NFTX’s use of Uniswap V2 and, more recently, Uniswap V3, has helped establish liquidity in the tens of millions, but volatile movements in the price can quickly widen spreads and make markets unusable without incentives for other liquidity providers to step in. Blur has also had some success in creating bid liquidity for NFTs, however much of this liquidity relies on gameable BLUR token incentives.We improve on this through a few notable features:
- Liquid Listings: When a Liquid Listing is created, the seller, regardless of listing price, immediately receives a freshly minted ERC20 token, which can be instantly sold at floor value. The remaining value above the floor is realized when the listing is subsequently filled.
- Liquid Auctions: When a Liquid Auction is created the seller immediately receives a freshly minted ERC20 token, which can be instantly sold at floor value. The remaining value above the floor is then sold via dutch auction.
- Trade-Ups: Liquid Listings and Liquid Auctions are priced in floor ƒ token multiples. For instance, a user pricing their rare Milady at 2 ƒMILADY tokens would allow for someone with 2 floor NFTs to trade-up to the listed rare.
- Lockbox: When depositing an item into the user’s Lockbox, the user immediately receives a freshly minted ERC20 token. This is similar to Liquid Listings however deposited items are not available for purchase but instead have a variable interest rate based on pool utilisation.
- Re-Listing: Arbitrageurs can permissionlessly curate listings by re-listing assets without having to take on the risk of buying the asset from the pool. This feature enables efficient repricing of all assets in the pool and provides a revenue source for appraisers.
- Reservations: Users can reserve items in the pool by putting up collateral and paying an interest rate. Reserved items can then be redeemed at a later date–useful for users with short-term liquidity issues or anticipating upcoming events such as airdrops.
ƒlayer leverages UV4 to provide unique features for LPs and users:
- Liquidity Providers: LPs farm yield by providing floor liquidity to Uniswap V4. There is no concept of “staking” LP tokens, instead any additional protocol revenue (e.g. Liquid Listing, Liquid Auction and Lockbox fees) are sent directly to the UV4 pool through the donate() method, inheriting the same claim logic as applied to swap fees. This provides a differentiated source of yield that goes beyond the impermanent loss that comes with swap fees.
- UV4 Hooks: new trading strategies such as TWAMM and onchain limit orders are unlocked in UV4 as well as open source hook development that will likely create new tools for the NFT market through ƒlayer’s liquidity.

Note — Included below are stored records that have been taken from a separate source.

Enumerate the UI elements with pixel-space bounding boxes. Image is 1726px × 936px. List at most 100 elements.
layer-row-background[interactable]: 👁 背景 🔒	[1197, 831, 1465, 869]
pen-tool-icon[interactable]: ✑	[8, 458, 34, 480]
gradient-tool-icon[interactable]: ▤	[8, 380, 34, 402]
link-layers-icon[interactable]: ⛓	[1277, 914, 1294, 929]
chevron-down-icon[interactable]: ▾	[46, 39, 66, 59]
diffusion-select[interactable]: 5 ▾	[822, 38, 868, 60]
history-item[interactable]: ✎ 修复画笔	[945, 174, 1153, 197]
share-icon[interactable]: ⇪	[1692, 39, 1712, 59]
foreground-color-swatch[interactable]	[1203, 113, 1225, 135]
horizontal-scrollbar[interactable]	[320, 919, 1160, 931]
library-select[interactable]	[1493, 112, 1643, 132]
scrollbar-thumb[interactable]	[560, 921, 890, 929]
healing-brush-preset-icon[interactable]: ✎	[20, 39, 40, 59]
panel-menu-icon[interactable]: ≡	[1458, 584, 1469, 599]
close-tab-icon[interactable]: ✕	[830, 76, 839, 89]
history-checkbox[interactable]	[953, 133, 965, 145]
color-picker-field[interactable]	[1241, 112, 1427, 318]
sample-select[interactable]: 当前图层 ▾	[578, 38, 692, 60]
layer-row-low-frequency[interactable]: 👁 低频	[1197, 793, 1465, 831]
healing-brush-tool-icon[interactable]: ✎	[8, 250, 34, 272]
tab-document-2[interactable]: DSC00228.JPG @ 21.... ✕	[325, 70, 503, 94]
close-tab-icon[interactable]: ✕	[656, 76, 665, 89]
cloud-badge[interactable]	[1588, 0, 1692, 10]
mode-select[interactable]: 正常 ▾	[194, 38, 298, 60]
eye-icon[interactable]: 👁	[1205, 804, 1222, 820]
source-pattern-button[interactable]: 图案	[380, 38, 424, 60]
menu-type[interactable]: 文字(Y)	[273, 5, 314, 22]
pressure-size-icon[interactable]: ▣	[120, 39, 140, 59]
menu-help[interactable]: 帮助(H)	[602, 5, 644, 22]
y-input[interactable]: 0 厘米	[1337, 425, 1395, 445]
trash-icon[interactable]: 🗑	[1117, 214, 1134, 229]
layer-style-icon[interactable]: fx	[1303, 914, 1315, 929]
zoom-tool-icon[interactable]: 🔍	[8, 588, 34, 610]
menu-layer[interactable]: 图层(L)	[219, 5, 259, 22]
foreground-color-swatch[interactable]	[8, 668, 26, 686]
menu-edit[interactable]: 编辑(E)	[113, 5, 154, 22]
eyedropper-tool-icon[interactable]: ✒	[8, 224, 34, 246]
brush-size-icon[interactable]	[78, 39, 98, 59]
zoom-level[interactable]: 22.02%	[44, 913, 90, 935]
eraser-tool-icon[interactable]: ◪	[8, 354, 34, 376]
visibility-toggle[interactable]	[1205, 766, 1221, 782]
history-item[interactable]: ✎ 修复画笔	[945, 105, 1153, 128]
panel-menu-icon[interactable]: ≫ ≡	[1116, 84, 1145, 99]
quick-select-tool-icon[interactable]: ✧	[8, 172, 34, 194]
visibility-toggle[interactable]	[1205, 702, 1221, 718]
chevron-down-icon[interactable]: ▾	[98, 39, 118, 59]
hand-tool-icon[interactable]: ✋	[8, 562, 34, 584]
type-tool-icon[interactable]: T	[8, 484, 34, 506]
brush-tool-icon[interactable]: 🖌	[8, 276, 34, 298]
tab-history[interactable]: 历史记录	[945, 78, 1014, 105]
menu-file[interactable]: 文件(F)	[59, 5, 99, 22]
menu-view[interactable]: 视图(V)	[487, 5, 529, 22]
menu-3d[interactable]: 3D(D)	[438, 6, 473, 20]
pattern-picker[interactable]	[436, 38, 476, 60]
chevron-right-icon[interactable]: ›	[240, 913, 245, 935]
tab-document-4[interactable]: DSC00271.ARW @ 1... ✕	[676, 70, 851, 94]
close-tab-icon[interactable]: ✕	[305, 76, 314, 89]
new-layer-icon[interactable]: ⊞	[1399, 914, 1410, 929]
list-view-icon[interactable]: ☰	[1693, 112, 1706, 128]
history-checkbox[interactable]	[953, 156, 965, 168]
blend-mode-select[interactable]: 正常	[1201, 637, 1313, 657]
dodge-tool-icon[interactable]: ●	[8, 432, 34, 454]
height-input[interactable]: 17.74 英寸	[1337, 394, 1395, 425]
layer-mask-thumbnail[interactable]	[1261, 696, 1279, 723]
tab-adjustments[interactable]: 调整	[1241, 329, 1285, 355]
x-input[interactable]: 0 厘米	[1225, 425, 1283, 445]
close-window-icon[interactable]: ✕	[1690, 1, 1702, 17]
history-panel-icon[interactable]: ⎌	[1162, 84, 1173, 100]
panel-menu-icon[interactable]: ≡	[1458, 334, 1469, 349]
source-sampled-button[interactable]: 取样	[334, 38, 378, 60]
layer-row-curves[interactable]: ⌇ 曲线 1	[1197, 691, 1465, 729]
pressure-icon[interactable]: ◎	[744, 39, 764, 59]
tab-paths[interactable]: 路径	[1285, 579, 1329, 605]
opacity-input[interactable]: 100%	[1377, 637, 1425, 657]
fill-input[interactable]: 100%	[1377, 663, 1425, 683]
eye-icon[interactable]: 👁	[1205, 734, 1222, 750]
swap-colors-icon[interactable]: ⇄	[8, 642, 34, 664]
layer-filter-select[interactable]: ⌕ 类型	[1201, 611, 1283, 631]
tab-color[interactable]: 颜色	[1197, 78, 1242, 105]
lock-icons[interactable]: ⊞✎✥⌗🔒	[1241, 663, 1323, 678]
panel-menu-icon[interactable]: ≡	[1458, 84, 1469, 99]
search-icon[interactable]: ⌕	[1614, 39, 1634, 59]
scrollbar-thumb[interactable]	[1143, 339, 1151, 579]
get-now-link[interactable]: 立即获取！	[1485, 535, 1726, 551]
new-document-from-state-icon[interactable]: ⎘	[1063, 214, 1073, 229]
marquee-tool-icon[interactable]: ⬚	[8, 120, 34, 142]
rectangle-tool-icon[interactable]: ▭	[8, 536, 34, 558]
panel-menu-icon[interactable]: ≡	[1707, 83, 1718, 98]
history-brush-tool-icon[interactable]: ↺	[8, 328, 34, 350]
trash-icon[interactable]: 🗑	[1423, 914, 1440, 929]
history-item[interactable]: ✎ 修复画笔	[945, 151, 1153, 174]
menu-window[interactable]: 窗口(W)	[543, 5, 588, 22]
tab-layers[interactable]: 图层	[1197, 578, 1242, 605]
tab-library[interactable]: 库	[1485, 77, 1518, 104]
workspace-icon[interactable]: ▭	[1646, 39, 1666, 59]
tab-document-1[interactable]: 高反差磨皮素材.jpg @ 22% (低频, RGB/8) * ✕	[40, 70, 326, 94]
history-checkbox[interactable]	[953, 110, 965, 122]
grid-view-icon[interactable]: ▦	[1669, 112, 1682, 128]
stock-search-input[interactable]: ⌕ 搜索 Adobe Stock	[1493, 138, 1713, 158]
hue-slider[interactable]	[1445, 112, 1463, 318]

- UV4’s Singleton Contract: creates reductions in gas fees for swappers, allowing users to hop between floors of different collections without the additional gas costs of UV3 or the transfer of individual ERC721 tokens.
- ƒlayer LST: While outside of the scope of this white paper, a combination of Geode’s LST infrastructure and Uniswap V4 will allow ƒlayer to generate additional yield from circulating ETH in the system.
ƒlayer also removes the cost of entry/exit. A user who wants to enter and exit the fungible state of their NFT will pay no fee. Instead, fees are collected via the fee systems described in this paper, allowing LPs to reduce swap fees to create tighter spreads while remaining competitive.Users and creators will also be able to permissionlessly bribe LPs through UV4’s donate() feature. Bribes can act as a route to bootstrap liquidity for a collection to enable Flayer’s unique set of features as well as UV4 strategies and associated NFT-Fi products that integrate ƒlayer pool tokens.